Tampouco a Igreja é uma harmonia de vozes perante este problema de violência que a atinge do mesmo jeito que ao resto do país: “Sim, há sacerdotes que respeito, mas me sobram dedos da mão para contar os bispos comprometidos”, assinala o padre de Creel. “Muitas vezes me parece irônico na eucaristia dizer: ‘a paz esteja com você’. Tenho vontade de dizer à pessoa: o que você vai fazer pela paz? Participar de uma marcha pela paz não me compromete com nada, me compromete fazê-lo sozinho, na praça, diante de todo o mundo”, disse o sacerdote no momento em que há marchas multitudinárias organizadas pela Igreja mexicana contra a possível regulação do matrimônio e a adoção gay.
“A questão dos casamentos igualitários é secundária. Preocupa-me a violência, a fome, a corrupção. Há temas que deviam nos preocupar mais que o casamento de gays e lésbicas. Aqui defendemos igualmente a todos”, disse o Pe. Marcelo.

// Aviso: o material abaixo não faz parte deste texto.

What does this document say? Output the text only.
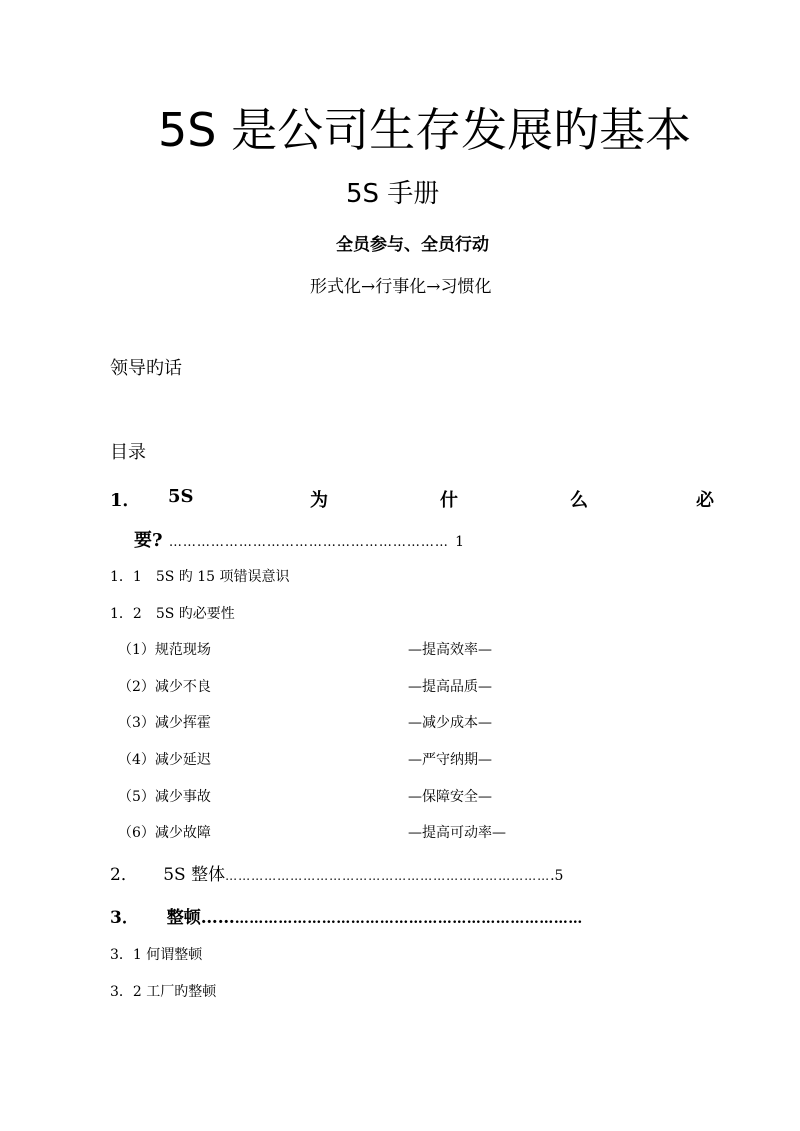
5S 是公司生存发展旳基本
5S 手册
全员参与、全员行动
形式化→行事化→习惯化
领导旳话
目录
1． 5S	为	什	么	必
要? …………………………………………………… 1
1．1　5S 旳 15 项错误意识
1．2　5S 旳必要性
（1）规范现场	—提高效率—
（2）减少不良	—提高品质—
（3）减少挥霍	—减少成本—
（4）减少延迟	—严守纳期—
（5）减少事故	—保障安全—
（6）减少故障	—提高可动率—
2． 5S 整体………………………………………………………………….5
3． 整顿……………………………………………………………………
3．1 何谓整顿
3．2 工厂旳整顿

“Atravessamos momentos de muita dor e tristeza. Tentou-se manchar o nome dos dois sacerdotes mortos em Veracruz dizendo que estavam bebendo e que os assassinos eram amigos, quando foram torturados, desfiguraram o corpo e o rosto. Não parece que foram muito amigos”, assinala dom Miranda.
O que acha da queixa de alguns padres que acreditam que a cúpula da Igreja mexicana não está totalmente comprometida na luta contra a violência e a corrupção?
“É um dever enfrentar as duas por todo o mal que provocam. Eu não vejo isso que você aponta. Após os trágicos acontecimentos destes dias, vimos como os bispos fecharam fileiras em Morelia e Veracruz com os sacerdotes, havia uma comunhão total”, conclui o padre Javier.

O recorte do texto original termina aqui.